The events of 2011 may well go down in history as constituting the most significant turning point of modern times.
Beginning with the Arab Spring, we have witnessed massive student rallies in Chile, a momentous protest movement in Israel, extensive mobilisations across Europe and the unprecedented ‘occupy’ camps that have sprung up in New York and around the world. The authorities may have done their best to prevent or forcibly suppress these unauthorised demonstrations, but scores of encampments remain across North America and Western Europe and continue to uphold a spirit of global collectiveness, non-violent resistance and direct democracy.
Many commentators have marvelled at the sudden shift in political discourse that has resulted from this unleashing of popular protest. Under the banner of the 99%, national conversations have focussed to an unusual degree on the unequal distribution of wealth between the top 1% and all remaining citizens, as well as the unjust government policies that are causing austerity measures for the majority whilst CEOs and the wealthiest citizens continue to dodge taxes, reap record profits and rake in huge bonuses. The heady days of ‘turbo-capitalism’ are at an end: as world leaders scramble to preserve the crumbling economic architecture, even many traditional economists now agree that a system based on endless growth and consumption is facing a terminal crisis.

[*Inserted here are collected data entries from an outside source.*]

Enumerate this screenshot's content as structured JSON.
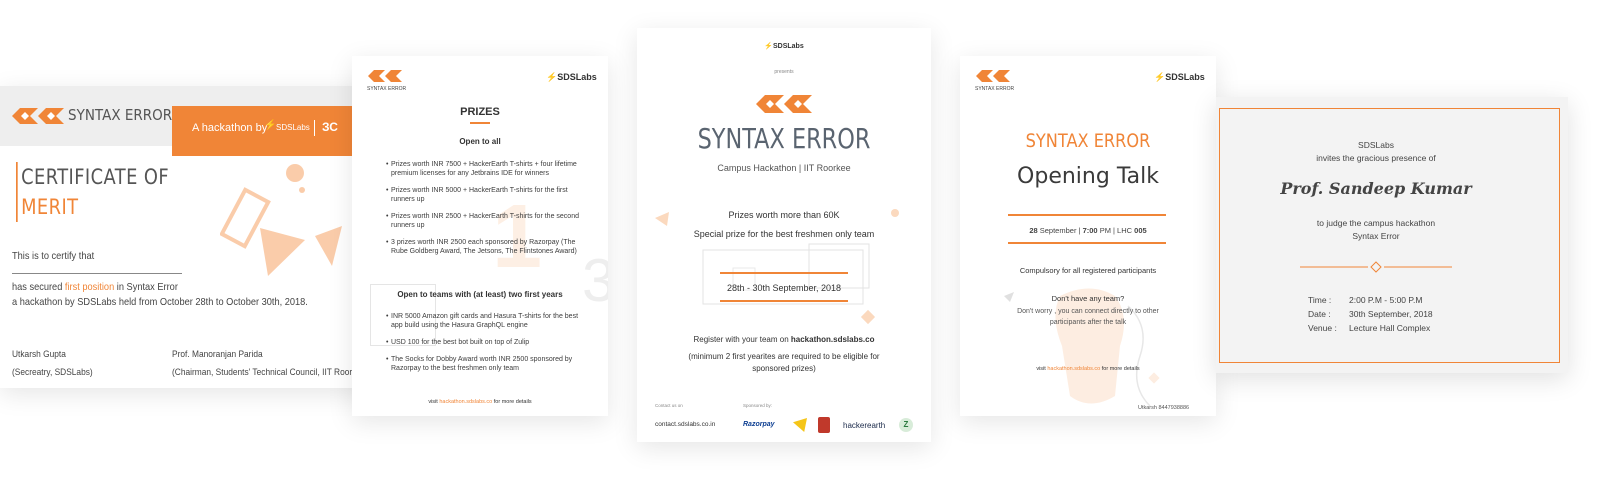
{
  "certificate": {
    "brand": "SYNTAX ERROR",
    "hackathon_by": "A hackathon by",
    "sds_logo_text": "SDSLabs",
    "title_line1": "CERTIFICATE OF",
    "title_line2": "MERIT",
    "certify": "This is to certify that",
    "secured_prefix": "has secured",
    "secured_highlight": "first position",
    "secured_suffix": "in Syntax Error",
    "details": "a hackathon by SDSLabs held from October 28th to October 30th, 2018.",
    "signer1_name": "Utkarsh Gupta",
    "signer1_role": "(Secreatry, SDSLabs)",
    "signer2_name": "Prof. Manoranjan Parida",
    "signer2_role": "(Chairman, Students' Technical Council, IIT Roorkee)"
  },
  "prizes": {
    "logo_caption": "SYNTAX ERROR",
    "sds_logo_text": "SDSLabs",
    "title": "PRIZES",
    "section1": "Open to all",
    "items1": [
      "Prizes worth  INR 7500 + HackerEarth T-shirts + four lifetime premium licenses for any Jetbrains IDE for winners",
      "Prizes worth INR 5000 + HackerEarth T-shirts for the first runners up",
      "Prizes worth INR 2500 + HackerEarth T-shirts for the second runners up",
      "3 prizes worth INR 2500 each sponsored by Razorpay (The Rube Goldberg Award, The Jetsons, The Flintstones Award)"
    ],
    "section2": "Open to teams with (at least) two first years",
    "items2": [
      "INR 5000 Amazon gift cards and Hasura T-shirts for the best app build using the Hasura GraphQL engine",
      "USD 100 for the best bot built on top of Zulip",
      "The Socks for Dobby Award worth INR 2500 sponsored by Razorpay to the best freshmen only team"
    ],
    "visit_prefix": "visit",
    "visit_link": "hackathon.sdslabs.co",
    "visit_suffix": "for more details"
  },
  "poster": {
    "sds_logo_text": "SDSLabs",
    "presents": "presents",
    "title": "SYNTAX ERROR",
    "subtitle": "Campus Hackathon | IIT Roorkee",
    "prize_line1": "Prizes worth more than 60K",
    "prize_line2": "Special prize for the best freshmen only team",
    "dates": "28th - 30th September, 2018",
    "register_prefix": "Register with your team on",
    "register_link": "hackathon.sdslabs.co",
    "minimum": "(minimum 2 first yearites are required to be eligible for sponsored prizes)",
    "contact_label": "Contact us on",
    "contact": "contact.sdslabs.co.in",
    "sponsored_label": "Sponsored by:",
    "sponsors": [
      "Razorpay",
      "hackerearth",
      "Z"
    ]
  },
  "talk": {
    "logo_caption": "SYNTAX ERROR",
    "sds_logo_text": "SDSLabs",
    "title": "SYNTAX ERROR",
    "heading": "Opening Talk",
    "schedule": {
      "day": "28",
      "month": "September |",
      "time": "7:00",
      "pm": "PM | LHC",
      "room": "005"
    },
    "compulsory": "Compulsory for all registered participants",
    "no_team_q": "Don't have any team?",
    "no_team_a": "Don't worry , you can connect directly to other participants after the talk",
    "visit_prefix": "visit",
    "visit_link": "hackathon.sdslabs.co",
    "visit_suffix": "for more details",
    "contact": "Utkarsh 8447938886"
  },
  "invite": {
    "org": "SDSLabs",
    "invites": "invites the gracious presence of",
    "name": "Prof. Sandeep Kumar",
    "purpose_line1": "to judge the campus hackathon",
    "purpose_line2": "Syntax Error",
    "time_label": "Time :",
    "time_value": "2:00 P.M - 5:00 P.M",
    "date_label": "Date :",
    "date_value": "30th September, 2018",
    "venue_label": "Venue :",
    "venue_value": "Lecture Hall Complex"
  },
  "colors": {
    "accent": "#f08537",
    "title_grey": "#5a6470",
    "bg_grey": "#eeeeee"
  }
}
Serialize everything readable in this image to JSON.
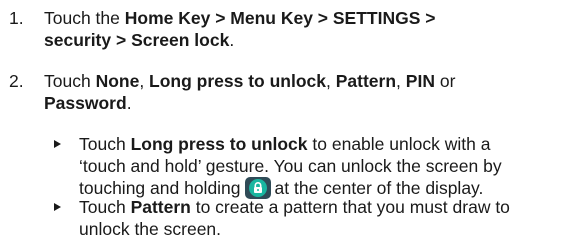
{
  "step1": {
    "number": "1.",
    "lead": "Touch the ",
    "path1": "Home Key > Menu Key > SETTINGS >",
    "path2": "security > Screen lock",
    "end": "."
  },
  "step2": {
    "number": "2.",
    "lead": "Touch ",
    "opt_none": "None",
    "sep1": ", ",
    "opt_long": "Long press to unlock",
    "sep2": ", ",
    "opt_pattern": "Pattern",
    "sep3": ", ",
    "opt_pin": "PIN",
    "sep4": " or",
    "opt_password": "Password",
    "end": "."
  },
  "bullet1": {
    "lead": "Touch ",
    "bold": "Long press to unlock",
    "line1_rest": " to enable unlock with a",
    "line2": "‘touch and hold’ gesture. You can unlock the screen by",
    "line3_pre": "touching and holding",
    "line3_post": "at the center of the display.",
    "icon": "lock-icon"
  },
  "bullet2": {
    "lead": "Touch ",
    "bold": "Pattern",
    "line1_rest": " to create a pattern that you must draw to",
    "line2": "unlock the screen."
  }
}
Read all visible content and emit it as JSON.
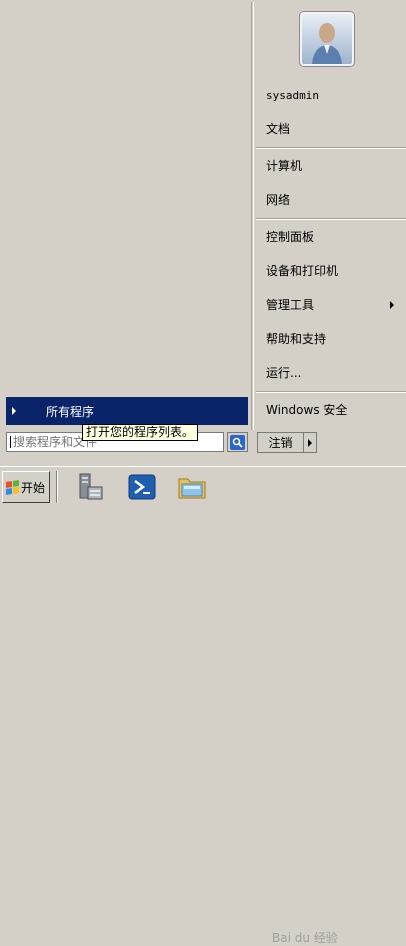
{
  "start_menu": {
    "all_programs_label": "所有程序",
    "tooltip": "打开您的程序列表。",
    "search_placeholder": "搜索程序和文件",
    "user_name": "sysadmin",
    "right_items": [
      {
        "label": "文档"
      },
      {
        "label": "计算机"
      },
      {
        "label": "网络"
      },
      {
        "label": "控制面板"
      },
      {
        "label": "设备和打印机"
      },
      {
        "label": "管理工具",
        "has_submenu": true
      },
      {
        "label": "帮助和支持"
      },
      {
        "label": "运行..."
      },
      {
        "label": "Windows 安全"
      }
    ],
    "logoff_label": "注销"
  },
  "taskbar": {
    "start_label": "开始",
    "pinned": [
      {
        "icon": "server-manager-icon"
      },
      {
        "icon": "powershell-icon"
      },
      {
        "icon": "file-explorer-icon"
      }
    ]
  },
  "watermark": "Bai du 经验",
  "colors": {
    "menu_bg": "#d4d0c8",
    "highlight": "#0a246a",
    "tooltip_bg": "#ffffe1"
  }
}
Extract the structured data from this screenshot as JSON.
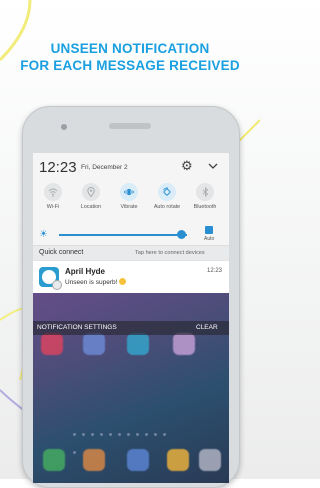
{
  "headline": {
    "line1": "UNSEEN NOTIFICATION",
    "line2": "FOR EACH MESSAGE RECEIVED"
  },
  "status_bar": {
    "time": "12:23",
    "date": "Fri, December 2",
    "settings_icon": "gear-icon",
    "expand_icon": "chevron-down-icon"
  },
  "quick_toggles": [
    {
      "label": "Wi-Fi",
      "icon": "wifi-icon",
      "active": false
    },
    {
      "label": "Location",
      "icon": "location-icon",
      "active": false
    },
    {
      "label": "Vibrate",
      "icon": "vibrate-icon",
      "active": true
    },
    {
      "label": "Auto rotate",
      "icon": "auto-rotate-icon",
      "active": true
    },
    {
      "label": "Bluetooth",
      "icon": "bluetooth-icon",
      "active": false
    }
  ],
  "brightness": {
    "level": 0.95,
    "auto_label": "Auto",
    "auto_checked": true
  },
  "quick_connect": {
    "title": "Quick connect",
    "hint": "Tap here to connect devices"
  },
  "notification": {
    "sender": "April Hyde",
    "message": "Unseen is superb!",
    "time": "12:23"
  },
  "notification_actions": {
    "settings_label": "NOTIFICATION SETTINGS",
    "clear_label": "CLEAR"
  },
  "colors": {
    "accent": "#2a8fd1",
    "headline": "#1aa0e0",
    "app_icon": "#2a9ccf"
  }
}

The pressing global issues are perhaps clearer to the world’s people than they have ever been before. Public anger is unanimously directed at the financial and corporate elites who are largely responsible for causing the global economic turmoil; high-profile debates focus on the limitations of pursuing Gross Domestic Product in relation to human well-being and sustainability; and awareness of looming planetary boundaries is increasingly reflected in discussions surrounding climate change, biodiversity loss, peak oil production and other resource constraints. Countless people around the world are searching for a new vision of social progress that is no longer based on the empty creed of individualism, competition and blind material abundance.
Central to all these concerns is the rising call for economic sharing and global justice. As STWR’s founder Mohammed Mesbahi reasons in an article titled A Dialogue on Protest, Sharing and Justice, it is time for the awakening voice of world public opinion to focus on the issue of life-threatening deprivation as one of its foremost concerns. This will require a massive outpouring of public support in favour of an international emergency redistribution programme, initiated under the aegis of the United Nations, to prevent needless deaths arising from poverty-related causes in all countries.
Such a strategy may appear impractical or unrealistic in the context of a worsening economic crisis, but Mesbahi states that the power of peaceful mass protest recently demonstrated in the Middle East reveals the untapped potential of public opinion to influence government choices. Now that it is obvious that our social, economic and political systems need to be dramatically restructured, he argues that a major responsibility of governments is to redesign these systems specifically so that no-one dies of hunger.
The inspiring ‘occupy’ camps are loudly calling for wealth, resources and power to be shared more equally both within and between countries. Shortly in the New Year, STWR will publish a report detailing how there is more than enough money available for governments to immediately reduce poverty, provide essential public services and fund urgent climate change adaption and mitigation programs. These basic demands for national and global forms of redistribution will only begin to effect real change when they are backed up by the force of a united world public opinion – which is now a definite possibility as we approach 2012.